I like the music of the 70’s when the electric guitar came into its own, and like some of the 50’s and 60’s music as well. But the music of the 80’s, for me, represents the pinnacle of rock. The 90’s and after basically blew chunks. Oh, there was some good music still made after 1989, but all that was any good at all was basically throwbacks or retro songs that were clones of the 80’s style. I like a few bands from after 1989, such as Train, Third Eye Blind, and so on, but I believe the grunge style of music that came out of Seattle in the 90’s, as popularized by bands such as Nirvana, was the death knell of good music.
Soon into the 90’s I found myself rarely listening to the radio anymore with the crud they were playing. Even classic rock stations became an endangered species, and good ones are even rarer these days. I would be lost now without my mp3 player with its treasure trove of mostly 80’s tunes. I don’t even turn on the radio anymore. Back in the 80’s I used to be on top of virtually everything about the modern music scene, even in genres I wasn’t a fan of, but now, I know next to nothing of what is hot, what is popular, and what is not. But I don’t care, because it is all crud to me. As far as music goes, I’m living in the past, and couldn’t be happier and couldn’t care less.
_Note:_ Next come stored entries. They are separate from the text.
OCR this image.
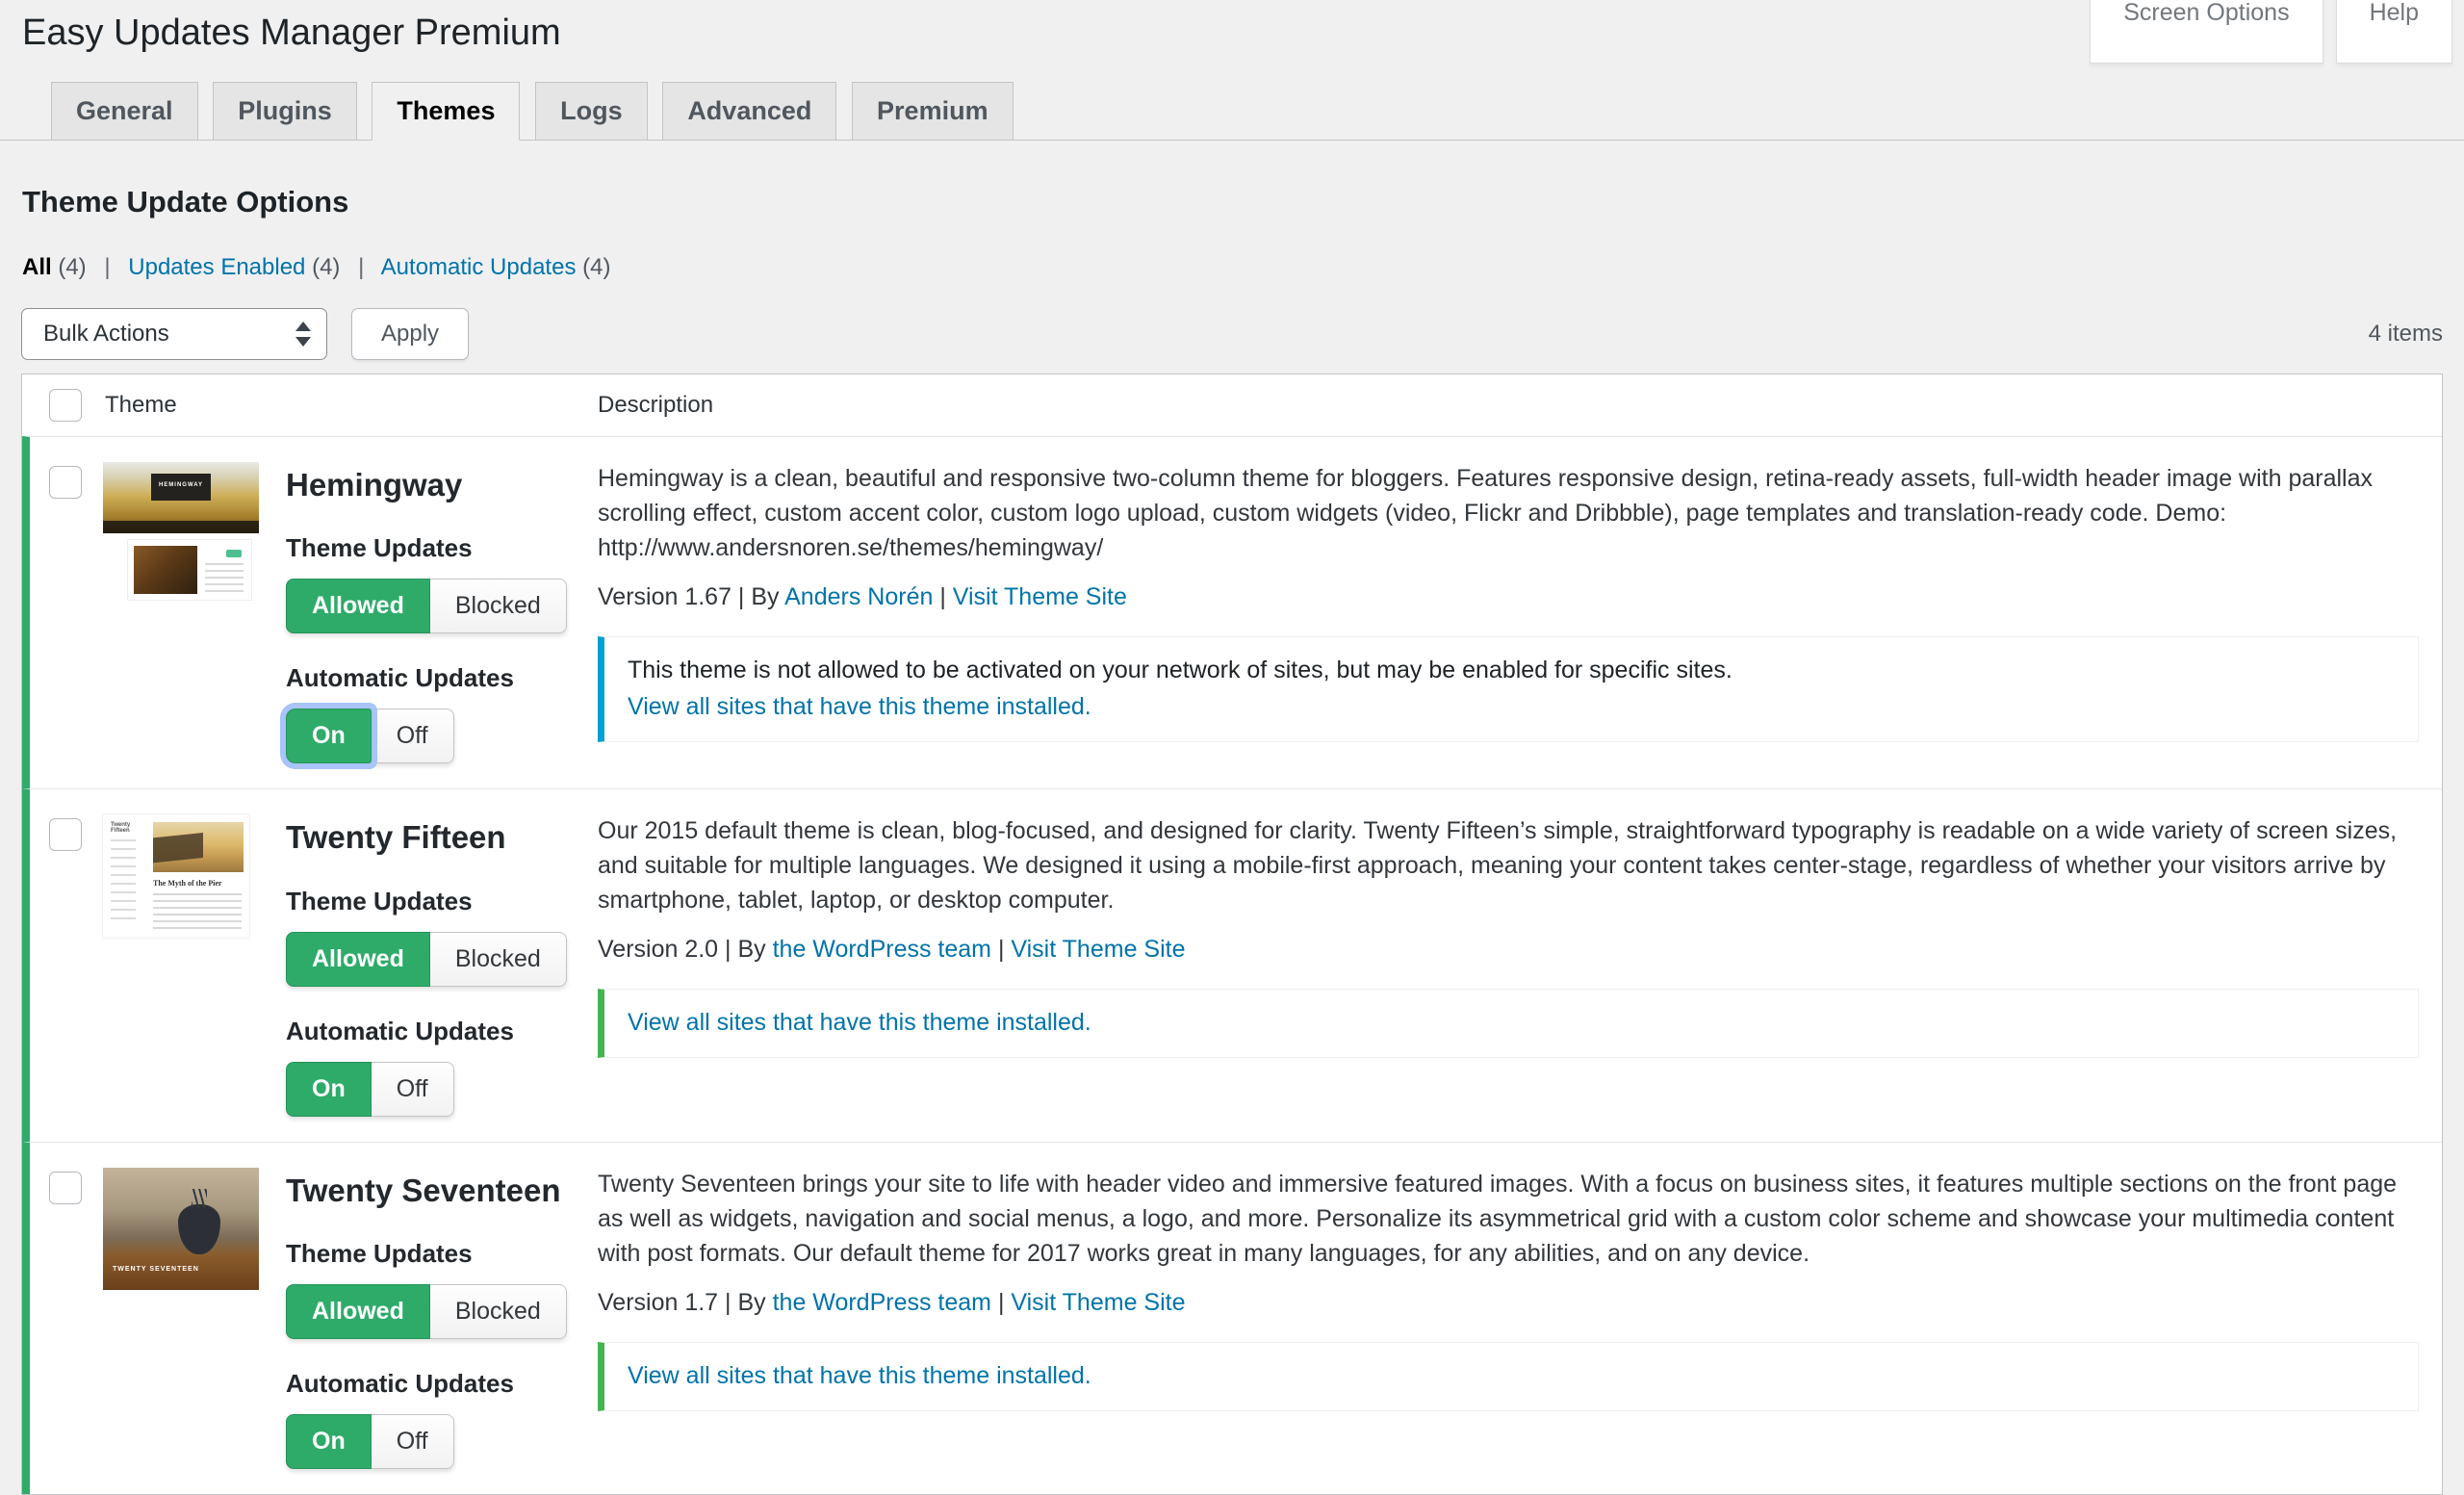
Screen Options	Help
Easy Updates Manager Premium
General	Plugins	Themes	Logs	Advanced	Premium
Theme Update Options
All (4) | Updates Enabled (4) | Automatic Updates (4)
Bulk Actions	Apply	4 items
Theme	Description
HEMINGWAY	Hemingway
Theme Updates
Allowed	Blocked
Automatic Updates
On	Off

Hemingway is a clean, beautiful and responsive two-column theme for bloggers. Features responsive design, retina-ready assets, full-width header image with parallax scrolling effect, custom accent color, custom logo upload, custom widgets (video, Flickr and Dribbble), page templates and translation-ready code. Demo: http://www.andersnoren.se/themes/hemingway/

Version 1.67 | By Anders Norén | Visit Theme Site

This theme is not allowed to be activated on your network of sites, but may be enabled for specific sites.

View all sites that have this theme installed.
Twenty Fifteen
The Myth of the Pier
Twenty Fifteen
Theme Updates
Allowed	Blocked
Automatic Updates
On	Off

Our 2015 default theme is clean, blog-focused, and designed for clarity. Twenty Fifteen’s simple, straightforward typography is readable on a wide variety of screen sizes, and suitable for multiple languages. We designed it using a mobile-first approach, meaning your content takes center-stage, regardless of whether your visitors arrive by smartphone, tablet, laptop, or desktop computer.

Version 2.0 | By the WordPress team | Visit Theme Site

View all sites that have this theme installed.
TWENTY SEVENTEEN
Twenty Seventeen
Theme Updates
Allowed	Blocked
Automatic Updates
On	Off

Twenty Seventeen brings your site to life with header video and immersive featured images. With a focus on business sites, it features multiple sections on the front page as well as widgets, navigation and social menus, a logo, and more. Personalize its asymmetrical grid with a custom color scheme and showcase your multimedia content with post formats. Our default theme for 2017 works great in many languages, for any abilities, and on any device.

Version 1.7 | By the WordPress team | Visit Theme Site

View all sites that have this theme installed.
Another thing I lament is the demise of the guitar solo, kind of like the demise of the complete game shutout in baseball. Back in my day, nearly every song went by variations of the same formula, basically two verses, then a bridge and a guitar solo, possibly followed by a third verse and oftentimes not. It was almost a requirement to have a guitar solo in a song, even in pop. Nowadays you would be hard pressed to find any guitar solos in any popular songs, not that I listen to them, but when I do I never hear a solo.
Beginning in the 70’s and continuing in the 80’s, the solo became such a staple that some guitar virtuosos, such as Joe Satriani and others, gave up the vocals and the verses, and made entire songs out of guitar solos. To me, nothing sounds better than a wailing, distorted, effected-out guitar singing and screaming in a recording and especially when it replaces the vocalist at the forefront for a solo or a break. I could go on and on and list the best and my favorite guitarists and solos, but that would go on and on for pages, so I won’t even get started.
Just suffice it to say that I am very sorry that both my kind of music and the guitar solo both seemed to die at the same time, right around 1990. To be honest, I just don’t get what the younger generation sees in the crud they call music. But then my parents and those older than me could never see what I found so great and fascinating about the arena and big-hair rock of the 80’s. So I guess the cycle goes round and round endlessly. Each generation seems to have its own music that helps to define it. And since some of the best years of my life were spent in the 80’s and that was when I learned to love music and play the guitar, it is the songs of that decade that defines not only my taste in music, but part of my life. Each time I listen to one, it takes me back to a certain time, or a certain place, or a certain person, and they are mostly good memories. No other music can do that for me.